Russia Challenges U.S. on Iraq

  • Share
  • Read Later
Washington may not want Iraq policy in the spotlight during an election year, but why should Moscow care? Russia made life difficult for the U.S. Monday by formally rejecting Kofi Annan's nomination of Swedish diplomat Rolf Ekeus to head up a new U.N. weapons-monitoring commission in Iraq. Ekeus, a former head of the soon-to-be-disbanded UNSCOM, had been widely viewed as being both sufficiently diplomatic and sufficiently forceful to get the job done, but the Russian veto reflects deep divisions in the Security Council over the future of sanctions against Iraq. "The U.S. wants the new monitoring system as a basis to maintain sanctions against Iraq," says TIME U.N. correspondent William Dowell. "But the Russians and the French are deeply opposed to sanctions, and favor a fairly toothless monitoring system.
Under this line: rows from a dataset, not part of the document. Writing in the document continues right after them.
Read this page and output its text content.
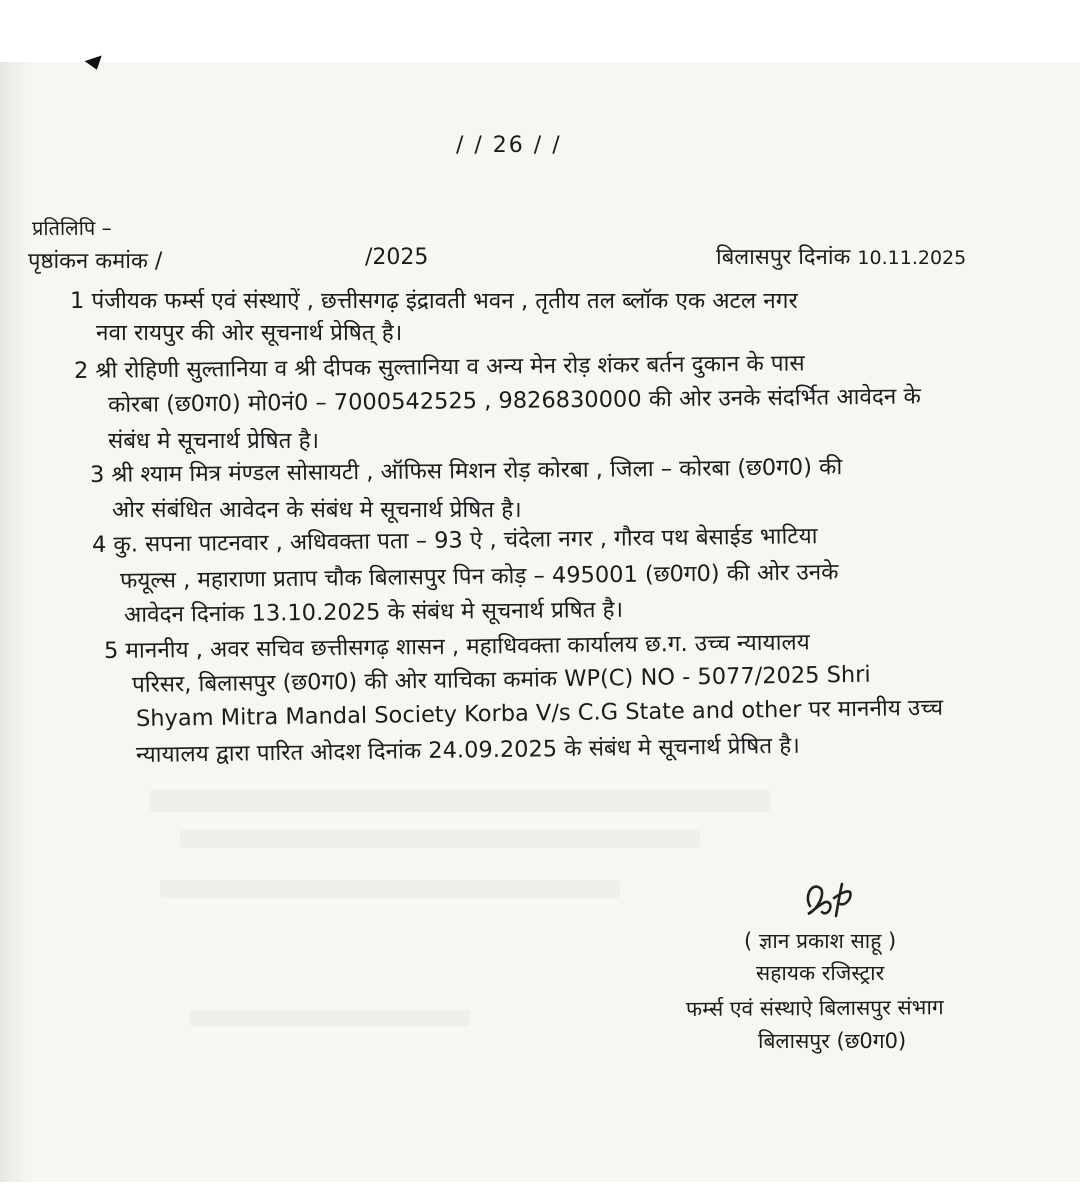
/ / 26 / /
प्रतिलिपि –
पृष्ठांकन कमांक /	/2025	बिलासपुर दिनांक 10.11.2025
1 पंजीयक फर्म्स एवं संस्थाऐं , छत्तीसगढ़ इंद्रावती भवन , तृतीय तल ब्लॉक एक अटल नगर
नवा रायपुर की ओर सूचनार्थ प्रेषित् है।
2 श्री रोहिणी सुल्तानिया व श्री दीपक सुल्तानिया व अन्य मेन रोड़ शंकर बर्तन दुकान के पास
कोरबा (छ0ग0) मो0नं0 – 7000542525 , 9826830000 की ओर उनके संदर्भित आवेदन के
संबंध मे सूचनार्थ प्रेषित है।
3 श्री श्याम मित्र मंण्डल सोसायटी , ऑफिस मिशन रोड़ कोरबा , जिला – कोरबा (छ0ग0) की
ओर संबंधित आवेदन के संबंध मे सूचनार्थ प्रेषित है।
4 कु. सपना पाटनवार , अधिवक्ता पता – 93 ऐ , चंदेला नगर , गौरव पथ बेसाईड भाटिया
फयूल्स , महाराणा प्रताप चौक बिलासपुर पिन कोड़ – 495001 (छ0ग0) की ओर उनके
आवेदन दिनांक 13.10.2025 के संबंध मे सूचनार्थ प्रषित है।
5 माननीय , अवर सचिव छत्तीसगढ़ शासन , महाधिवक्ता कार्यालय छ.ग. उच्च न्यायालय
परिसर, बिलासपुर (छ0ग0) की ओर याचिका कमांक WP(C) NO - 5077/2025 Shri
Shyam Mitra Mandal Society Korba V/s C.G State and other पर माननीय उच्च
न्यायालय द्वारा पारित ओदश दिनांक 24.09.2025 के संबंध मे सूचनार्थ प्रेषित है।
( ज्ञान प्रकाश साहू )
सहायक रजिस्ट्रार
फर्म्स एवं संस्थाऐ बिलासपुर संभाग
बिलासपुर (छ0ग0)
But accepting an obviously weak monitoring system leaves the Clinton administration open to Republican attack." At the same time, Washington will be left isolated on sanctions if its pushes for a monitoring system so intrusive that Iraq refuses to allow it back in.
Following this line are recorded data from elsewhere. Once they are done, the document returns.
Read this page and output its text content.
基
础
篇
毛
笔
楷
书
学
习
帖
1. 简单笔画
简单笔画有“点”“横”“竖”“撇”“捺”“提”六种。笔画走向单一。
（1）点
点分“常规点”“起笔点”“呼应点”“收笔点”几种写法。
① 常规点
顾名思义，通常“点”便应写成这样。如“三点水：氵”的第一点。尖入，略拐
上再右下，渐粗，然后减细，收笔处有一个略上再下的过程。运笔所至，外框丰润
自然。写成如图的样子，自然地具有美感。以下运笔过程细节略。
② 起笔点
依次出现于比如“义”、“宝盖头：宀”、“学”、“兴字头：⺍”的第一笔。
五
The task of this month's Security Council chairman — U.S. ambassador Richard Holbrooke, who'll have to find a new nominee unless Russia backs down on Ekeus — is made more difficult by the growing anti-U.S. drift in Moscow's foreign policy. Although Russia has long opposed Washington's policy in the Gulf, its opposition hasn't been particularly forceful. But with a new strategic doctrine that explicitly views the U.S. as an adversary whose influence is to be curbed, Moscow may not be inclined to help Washington out of a tight spot. On the other hand, Russia can't afford to push too far. Says Dowell, "Russia and France are both aware that if they make the Security Council unworkable, they'll be left on the sidelines in international decision-making." And so goes the great diplomatic chess game at the U.N. Your move, Dick.